アスペルガー症候群やAD/HDの罹患を指摘されている叶夢は、天使の「レイモンド」なる友達が居ると言い張る。当然周りの者にはレイモンドなる存在が見える筈も無く、叶夢に奇異な目を向ける訳だが、在りの儘を受け容れる事にした妻・道恵に対して、代二郎は叶夢に強く当たってしまう事も在り、そんな代二郎に叶夢は心を閉ざし勝ちになってしまう。妹思いの代二郎は妹の苦境を必死で救おうとする一方、道恵や叶夢との関係がギクシャクしてしまった現実に悩んだりも。
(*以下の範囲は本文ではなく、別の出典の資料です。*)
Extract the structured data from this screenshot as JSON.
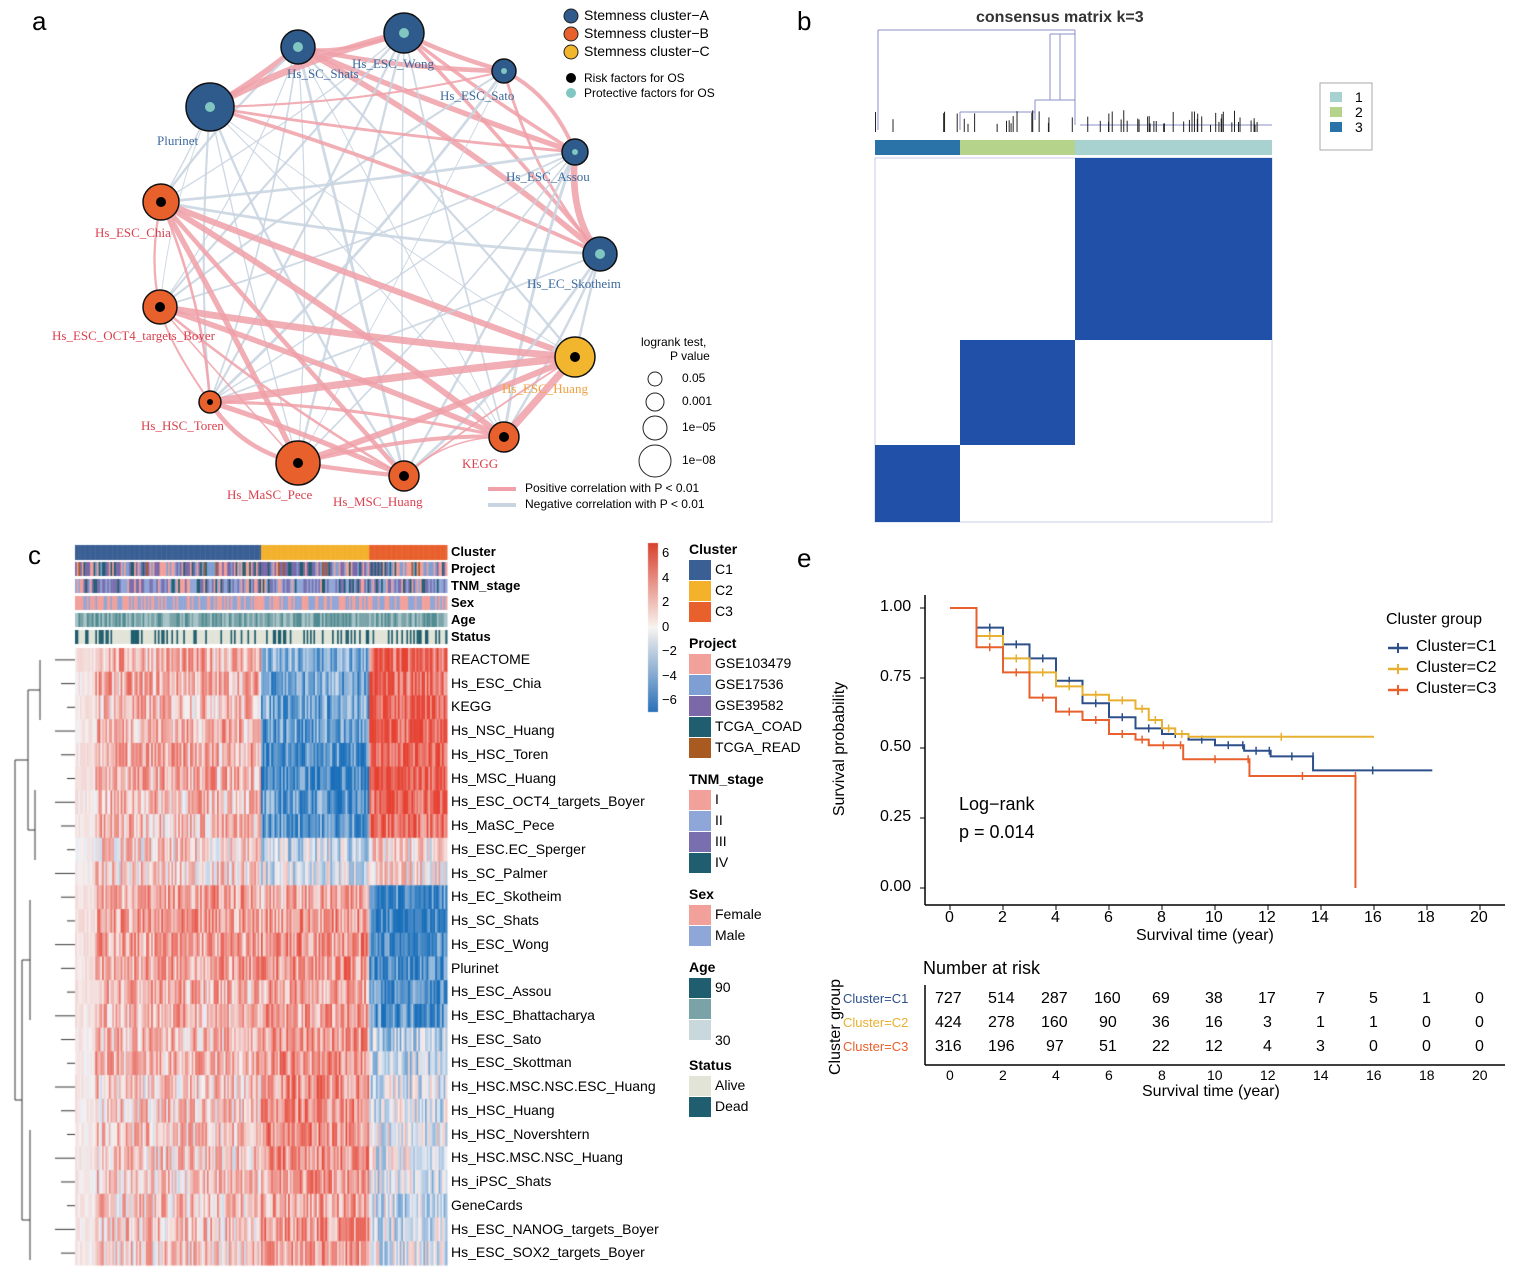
{
  "panels": {
    "a": "a",
    "b": "b",
    "c": "c",
    "e": "e"
  },
  "network": {
    "legend_clusters": [
      {
        "label": "Stemness cluster−A",
        "color": "#2e5a8c"
      },
      {
        "label": "Stemness cluster−B",
        "color": "#e8602c"
      },
      {
        "label": "Stemness cluster−C",
        "color": "#f2b52e"
      }
    ],
    "legend_factors": [
      {
        "label": "Risk factors for OS",
        "color": "#000000"
      },
      {
        "label": "Protective factors for OS",
        "color": "#7fc7c0"
      }
    ],
    "size_legend_title": [
      "logrank test,",
      "P value"
    ],
    "size_legend": [
      "0.05",
      "0.001",
      "1e−05",
      "1e−08"
    ],
    "edge_legend": [
      {
        "label": "Positive correlation with P < 0.01",
        "color": "#f0a0a8"
      },
      {
        "label": "Negative correlation with P < 0.01",
        "color": "#c8d4e0"
      }
    ],
    "nodes": [
      {
        "name": "Hs_SC_Shats",
        "cluster": "A",
        "factor": "protective"
      },
      {
        "name": "Hs_ESC_Wong",
        "cluster": "A",
        "factor": "protective"
      },
      {
        "name": "Hs_ESC_Sato",
        "cluster": "A",
        "factor": "protective"
      },
      {
        "name": "Plurinet",
        "cluster": "A",
        "factor": "protective"
      },
      {
        "name": "Hs_ESC_Assou",
        "cluster": "A",
        "factor": "protective"
      },
      {
        "name": "Hs_ESC_Chia",
        "cluster": "B",
        "factor": "risk"
      },
      {
        "name": "Hs_EC_Skotheim",
        "cluster": "A",
        "factor": "protective"
      },
      {
        "name": "Hs_ESC_OCT4_targets_Boyer",
        "cluster": "B",
        "factor": "risk"
      },
      {
        "name": "Hs_ESC_Huang",
        "cluster": "C",
        "factor": "risk"
      },
      {
        "name": "Hs_HSC_Toren",
        "cluster": "B",
        "factor": "risk"
      },
      {
        "name": "Hs_MaSC_Pece",
        "cluster": "B",
        "factor": "risk"
      },
      {
        "name": "Hs_MSC_Huang",
        "cluster": "B",
        "factor": "risk"
      },
      {
        "name": "KEGG",
        "cluster": "B",
        "factor": "risk"
      }
    ]
  },
  "consensus": {
    "title": "consensus matrix k=3",
    "legend": [
      {
        "label": "1",
        "color": "#a8d2cf"
      },
      {
        "label": "2",
        "color": "#b5d38b"
      },
      {
        "label": "3",
        "color": "#2a73a8"
      }
    ],
    "fill_color": "#2150a8"
  },
  "heatmap": {
    "annotation_labels": [
      "Cluster",
      "Project",
      "TNM_stage",
      "Sex",
      "Age",
      "Status"
    ],
    "rows": [
      "REACTOME",
      "Hs_ESC_Chia",
      "KEGG",
      "Hs_NSC_Huang",
      "Hs_HSC_Toren",
      "Hs_MSC_Huang",
      "Hs_ESC_OCT4_targets_Boyer",
      "Hs_MaSC_Pece",
      "Hs_ESC.EC_Sperger",
      "Hs_SC_Palmer",
      "Hs_EC_Skotheim",
      "Hs_SC_Shats",
      "Hs_ESC_Wong",
      "Plurinet",
      "Hs_ESC_Assou",
      "Hs_ESC_Bhattacharya",
      "Hs_ESC_Sato",
      "Hs_ESC_Skottman",
      "Hs_HSC.MSC.NSC.ESC_Huang",
      "Hs_HSC_Huang",
      "Hs_HSC_Novershtern",
      "Hs_HSC.MSC.NSC_Huang",
      "Hs_iPSC_Shats",
      "GeneCards",
      "Hs_ESC_NANOG_targets_Boyer",
      "Hs_ESC_SOX2_targets_Boyer"
    ],
    "scale_ticks": [
      "6",
      "4",
      "2",
      "0",
      "−2",
      "−4",
      "−6"
    ],
    "legends": [
      {
        "title": "Cluster",
        "items": [
          {
            "label": "C1",
            "color": "#3a5f94"
          },
          {
            "label": "C2",
            "color": "#f3b12c"
          },
          {
            "label": "C3",
            "color": "#e8602c"
          }
        ]
      },
      {
        "title": "Project",
        "items": [
          {
            "label": "GSE103479",
            "color": "#f2a09a"
          },
          {
            "label": "GSE17536",
            "color": "#7e9fd4"
          },
          {
            "label": "GSE39582",
            "color": "#7a68a8"
          },
          {
            "label": "TCGA_COAD",
            "color": "#1f5e6e"
          },
          {
            "label": "TCGA_READ",
            "color": "#a85a20"
          }
        ]
      },
      {
        "title": "TNM_stage",
        "items": [
          {
            "label": "I",
            "color": "#f2a09a"
          },
          {
            "label": "II",
            "color": "#8fa6d8"
          },
          {
            "label": "III",
            "color": "#7a6fae"
          },
          {
            "label": "IV",
            "color": "#1f5e6e"
          }
        ]
      },
      {
        "title": "Sex",
        "items": [
          {
            "label": "Female",
            "color": "#f2a09a"
          },
          {
            "label": "Male",
            "color": "#8fa6d8"
          }
        ]
      },
      {
        "title": "Age",
        "items": [
          {
            "label": "90",
            "color": "#1f5e6e"
          },
          {
            "label": "",
            "color": "#7aa3a8"
          },
          {
            "label": "30",
            "color": "#c8d8dc"
          }
        ]
      },
      {
        "title": "Status",
        "items": [
          {
            "label": "Alive",
            "color": "#e2e4d8"
          },
          {
            "label": "Dead",
            "color": "#1f5e6e"
          }
        ]
      }
    ]
  },
  "chart_data": {
    "type": "line",
    "title": "",
    "xlabel": "Survival time (year)",
    "ylabel": "Survival probability",
    "xlim": [
      0,
      20
    ],
    "ylim": [
      0,
      1
    ],
    "xticks": [
      "0",
      "2",
      "4",
      "6",
      "8",
      "10",
      "12",
      "14",
      "16",
      "18",
      "20"
    ],
    "yticks": [
      "0.00",
      "0.25",
      "0.50",
      "0.75",
      "1.00"
    ],
    "legend_title": "Cluster group",
    "legend_position": "right",
    "annotation": [
      "Log−rank",
      "p = 0.014"
    ],
    "series": [
      {
        "name": "Cluster=C1",
        "color": "#2d4f8a",
        "x": [
          0,
          1,
          2,
          3,
          4,
          5,
          6,
          7,
          8,
          9,
          10,
          11,
          11.1,
          12,
          12.1,
          13.7,
          13.7,
          18.2
        ],
        "y": [
          1,
          0.93,
          0.87,
          0.82,
          0.74,
          0.66,
          0.61,
          0.57,
          0.55,
          0.53,
          0.51,
          0.51,
          0.49,
          0.49,
          0.47,
          0.47,
          0.42,
          0.42
        ]
      },
      {
        "name": "Cluster=C2",
        "color": "#e8b030",
        "x": [
          0,
          1,
          2,
          3,
          4,
          5,
          6,
          7,
          7.5,
          8,
          8.5,
          9,
          16
        ],
        "y": [
          1,
          0.9,
          0.82,
          0.77,
          0.72,
          0.69,
          0.67,
          0.64,
          0.6,
          0.57,
          0.55,
          0.54,
          0.54
        ]
      },
      {
        "name": "Cluster=C3",
        "color": "#e8602c",
        "x": [
          0,
          1,
          2,
          3,
          4,
          5,
          6,
          7,
          7.5,
          8.6,
          8.8,
          11.2,
          11.3,
          15.3,
          15.3
        ],
        "y": [
          1,
          0.86,
          0.77,
          0.68,
          0.63,
          0.6,
          0.55,
          0.53,
          0.51,
          0.51,
          0.46,
          0.46,
          0.4,
          0.4,
          0
        ]
      }
    ],
    "risk_table": {
      "title": "Number at risk",
      "ylabel": "Cluster group",
      "xlabel": "Survival time (year)",
      "rows": [
        {
          "name": "Cluster=C1",
          "values": [
            "727",
            "514",
            "287",
            "160",
            "69",
            "38",
            "17",
            "7",
            "5",
            "1",
            "0"
          ]
        },
        {
          "name": "Cluster=C2",
          "values": [
            "424",
            "278",
            "160",
            "90",
            "36",
            "16",
            "3",
            "1",
            "1",
            "0",
            "0"
          ]
        },
        {
          "name": "Cluster=C3",
          "values": [
            "316",
            "196",
            "97",
            "51",
            "22",
            "12",
            "4",
            "3",
            "0",
            "0",
            "0"
          ]
        }
      ]
    }
  }
}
「必死で頑張ったからと言って、必ずしも全て上手く行く訳では無い。」、「他者に対する労りの心を持っている人だって、時には他者に冷たく当たってしまう事も在る。」、「世の中には、ハッピーエンドだけが待ち受けている訳では無い。」等々は、少なからずの人生経験を有している者ならば、誰もが判っている「現実」だ。そんな現実と向き合いつつ、此の小説に登場する人々は「他者の為に、出来る事がしたい。」という気持ちを大なり小なり持ち続けている。其れが読み手の心に、ズンと突き刺さって来るのだ。
べたと言えばべたな内容なのかもしれないけれど、決して「御涙頂戴」な内容では無い。哀しい結末が待っているけれど、「生きよう。」という前向きな明るさを持たせてくれる作品。総合評価は星4つ。